Telah berdiri sejak tahun 1979, kini emiten memiliki cabang dan kantor pemasaran di berbagai daerah di Indonesia, seperti Banda Aceh, Bandar Lampung, Jambi, Jakarta, Jember, Kediri, dan lainnya.
Pada tahun 2003 PT Asuransi Jasa Tania Tbk memutuskan untuk melakukan penawaran umum terbatas alias IPO di papan pengambangan bursa dengan kode saham ASJT. Dengan jumlah saham beredar sebanyak 600.000.000 lembar di harga Rp 246 kapitalisasi pasarnya adalah sebesar Rp 150 Miliar.
Adapun pemegang saham utama emiten adalah Dana Pensiun Perkebunan (77.39%) dan Pemodal Nasional (22.55%) sedangkan saham ASJT yang beredar di masyarakat hanya sedikit sekali.

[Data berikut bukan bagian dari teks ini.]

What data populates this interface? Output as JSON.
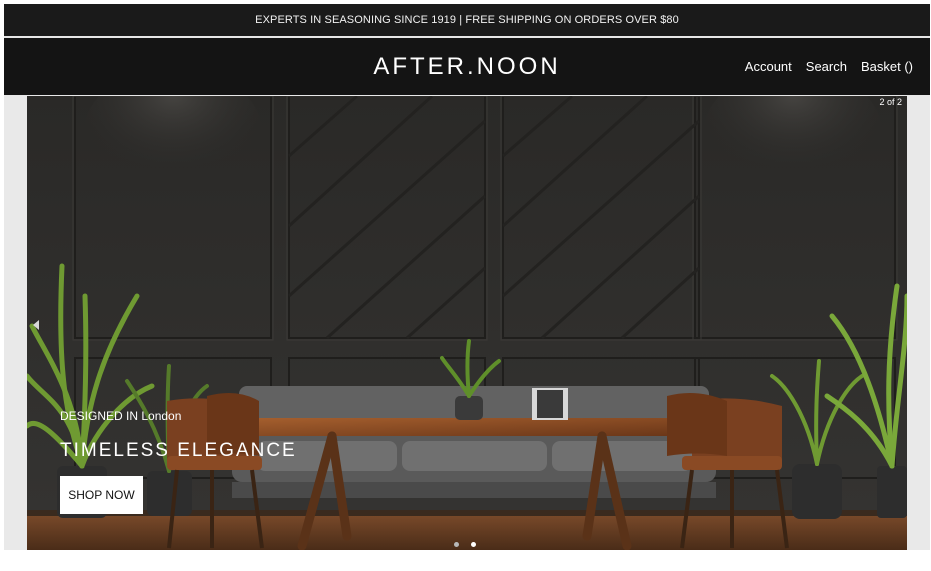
{
  "promo": {
    "text": "EXPERTS IN SEASONING SINCE 1919 | FREE SHIPPING ON ORDERS OVER $80"
  },
  "header": {
    "logo": "AFTER.NOON",
    "nav": {
      "account": "Account",
      "search": "Search",
      "basket": "Basket ()"
    }
  },
  "hero": {
    "counter": "2 of 2",
    "subtitle": "DESIGNED IN London",
    "title": "TIMELESS ELEGANCE",
    "cta": "SHOP NOW",
    "slides_total": 2,
    "active_slide": 2
  },
  "colors": {
    "header_bg": "#141414",
    "promo_bg": "#1a1a1a",
    "wall": "#2b2a28",
    "sofa": "#6b6b6b",
    "wood": "#8a4a22"
  }
}
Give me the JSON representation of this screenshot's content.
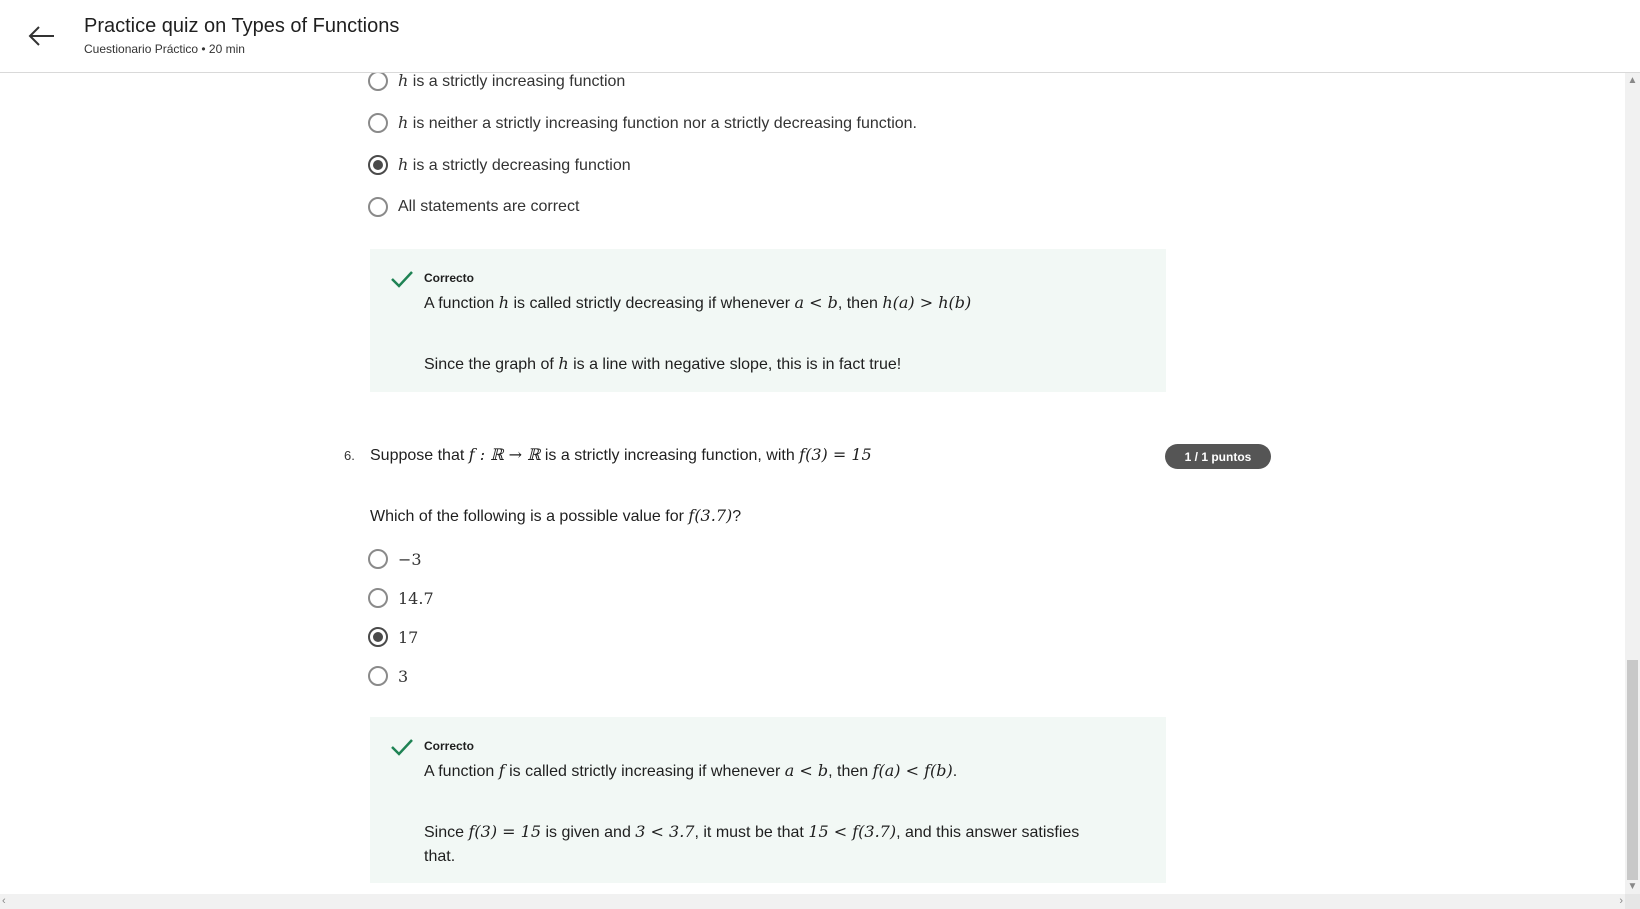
{
  "header": {
    "title": "Practice quiz on Types of Functions",
    "subtitle": "Cuestionario Práctico • 20 min"
  },
  "q5": {
    "options": [
      {
        "var": "h",
        "text": " is a strictly increasing function",
        "selected": false
      },
      {
        "var": "h",
        "text": " is neither a strictly increasing function nor a strictly decreasing function.",
        "selected": false
      },
      {
        "var": "h",
        "text": " is a strictly decreasing function",
        "selected": true
      },
      {
        "var": "",
        "text": "All statements are correct",
        "selected": false
      }
    ],
    "feedback": {
      "status": "Correcto",
      "line1_a": "A function ",
      "line1_var": "h",
      "line1_b": " is called strictly decreasing if whenever ",
      "line1_math1": "a < b",
      "line1_c": ", then ",
      "line1_math2": "h(a) > h(b)",
      "line2_a": "Since the graph of ",
      "line2_var": "h",
      "line2_b": " is a line with negative slope, this is in fact true!"
    }
  },
  "q6": {
    "number": "6.",
    "text_a": "Suppose that ",
    "math_a": "f : ℝ → ℝ",
    "text_b": " is a strictly increasing function, with ",
    "math_b": "f(3) = 15",
    "score": "1 / 1 puntos",
    "prompt_a": "Which of the following is a possible value for ",
    "prompt_math": "f(3.7)",
    "prompt_b": "?",
    "options": [
      {
        "text": "−3",
        "selected": false
      },
      {
        "text": "14.7",
        "selected": false
      },
      {
        "text": "17",
        "selected": true
      },
      {
        "text": "3",
        "selected": false
      }
    ],
    "feedback": {
      "status": "Correcto",
      "line1_a": "A function ",
      "line1_var": "f",
      "line1_b": " is called strictly increasing if whenever ",
      "line1_math1": "a < b",
      "line1_c": ", then ",
      "line1_math2": "f(a) < f(b)",
      "line1_d": ".",
      "line2_a": "Since ",
      "line2_math1": "f(3) = 15",
      "line2_b": " is given and ",
      "line2_math2": "3 < 3.7",
      "line2_c": ", it must be that ",
      "line2_math3": "15 < f(3.7)",
      "line2_d": ", and this answer satisfies",
      "line3": "that."
    }
  },
  "colors": {
    "feedback_bg": "#f2f8f5",
    "check_green": "#1f8354",
    "badge_bg": "#555555"
  }
}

Yang diwajibkan oleh bursa adalah setidaknya 7% dari seluruh jumlah saham beredar di masyarakat, maka ASJT tidak memenuhi ketentuan free float yang sudah ditentukan.
Ulasan Laporan Keuangan Terakhir
3Q20 | 3Q19 | |
Pendapatan Premi | 87 miliar | 116,48 miliar |
Klaim neto | 36,31 miliar | 51,2 miliar |
Hasil Underwriting | 40,86 miliar | 42,83 miliar |
Hasil Investasi | 3,18 miliar | 6,71 miliar |
Pendapatan Usaha | 44 miliar | 49,55 miliar |
Laba Bersih | 264,7 juta | 7,6 miliar |
Laporan keuangan terakhir yang disampaikan oleh emiten kepada bursa adalah di kuartal III-2020. Adapun pendapatan premi turun menjadi Rp 87 miliar, dari sebelumya di Kuartal III-2019 sebesar Rp116,48 miliar.

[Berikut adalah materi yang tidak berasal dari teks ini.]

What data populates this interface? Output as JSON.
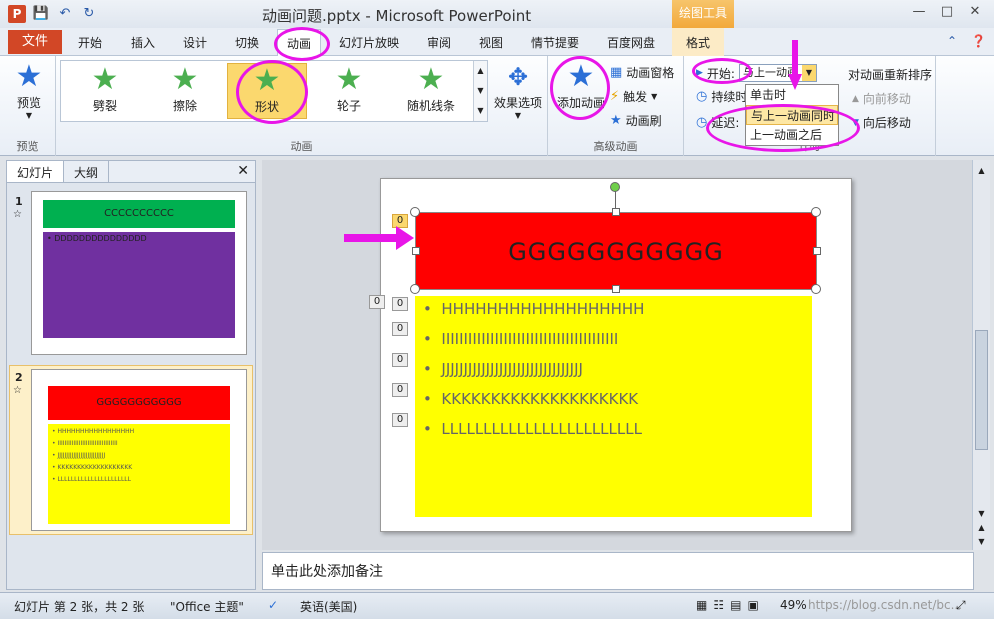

Setelah pendapatan premi dikurangi reasuransi dan beban underwriting, hasil underwriting yang dicatatkan adalah sebesar Rp 40,86 miliar. Per kuartal III-2019 hasil underwriting ASJT adalah sebesar Rp 42,83 miliar.

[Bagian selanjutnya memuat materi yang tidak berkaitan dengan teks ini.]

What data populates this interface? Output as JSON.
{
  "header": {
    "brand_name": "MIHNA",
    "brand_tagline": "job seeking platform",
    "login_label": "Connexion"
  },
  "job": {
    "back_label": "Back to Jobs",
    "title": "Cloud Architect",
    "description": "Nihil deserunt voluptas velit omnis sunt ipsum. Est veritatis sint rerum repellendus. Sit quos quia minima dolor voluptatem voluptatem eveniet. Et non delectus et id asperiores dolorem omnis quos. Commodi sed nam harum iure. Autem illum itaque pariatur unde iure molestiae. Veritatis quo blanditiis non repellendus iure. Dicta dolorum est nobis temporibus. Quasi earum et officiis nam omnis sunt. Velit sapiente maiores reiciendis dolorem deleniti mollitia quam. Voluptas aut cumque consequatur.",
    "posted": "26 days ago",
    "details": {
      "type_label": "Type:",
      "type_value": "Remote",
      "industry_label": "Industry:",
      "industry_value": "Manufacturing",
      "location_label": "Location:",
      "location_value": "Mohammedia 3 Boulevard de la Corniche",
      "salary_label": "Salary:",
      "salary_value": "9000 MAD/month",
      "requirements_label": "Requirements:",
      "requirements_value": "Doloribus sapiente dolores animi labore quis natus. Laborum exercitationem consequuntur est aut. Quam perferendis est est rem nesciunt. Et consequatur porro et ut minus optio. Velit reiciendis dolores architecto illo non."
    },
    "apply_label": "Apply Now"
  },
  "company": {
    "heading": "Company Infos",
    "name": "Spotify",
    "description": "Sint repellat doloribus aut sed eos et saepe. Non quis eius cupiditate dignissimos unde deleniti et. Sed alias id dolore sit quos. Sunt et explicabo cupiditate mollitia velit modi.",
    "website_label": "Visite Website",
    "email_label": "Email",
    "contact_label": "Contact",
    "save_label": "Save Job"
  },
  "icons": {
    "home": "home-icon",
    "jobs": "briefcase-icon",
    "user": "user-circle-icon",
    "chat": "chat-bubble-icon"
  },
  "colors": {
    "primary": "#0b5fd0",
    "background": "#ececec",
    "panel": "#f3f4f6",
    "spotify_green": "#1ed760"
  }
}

Kegiatan usaha emiten lainnya yakni investasi hanya menghasilkan Rp 3,18 miliar di mana sebelumnya adalah Rp 6,71 miliar. Dengan demikian pendapatan usaha ASJT per Kuartal III-2020 turun menjadi Rp 44 miliar dari sebelumnya Rp 49,55 miliar di Kuartal III-2019.
Meski pendapatan usaha hanya turun sedikit namun laba bersih anjlok hingga 97% menjadi hanya Rp 264,67 juta saja, sebelumnya di periode yang sama tahun sebelumnya emiten saham ASJT membukukan laba bersih senilai Rp 7,6 miliar.
Berikut rasio-rasio yang dapat disampaikan:
3Q20 | 3Q19 | |
Own Retention | 62,24% | 64,40% |
Underwriting Ratio | 46,96% | 36,77% |
DER | 79,28% | 120,54% |
RBC | 262,96% | 188,32% |
Loss Ratio | 41,74% | 43,96% |
- Rasio Kerugian / Loss Ratio
Yang hendak dicermati pertama kali adalah tentang rasio kerugiannya. Jadi klaim yang terjadi per Kuartal III-2020 adalah sebesar Rp78,45 miliar namun ditanggung oleh klaim reasuransi sebesar Rp 42,13 miliar. Alhasil klaim yang mesti ditanggung sendiri oleh emiten hanya sebesar Rp 36,3 miliar saja.
Dengan klaim neto sebesar itu rasio kerugian emiten adalah sebesar 41,74%, kurang lebih sama dengan rasio kerugian yang dialami emiten di kuartal III-2019. Rasio kerugian menampilkan besarnya klaim per pendapatan premi.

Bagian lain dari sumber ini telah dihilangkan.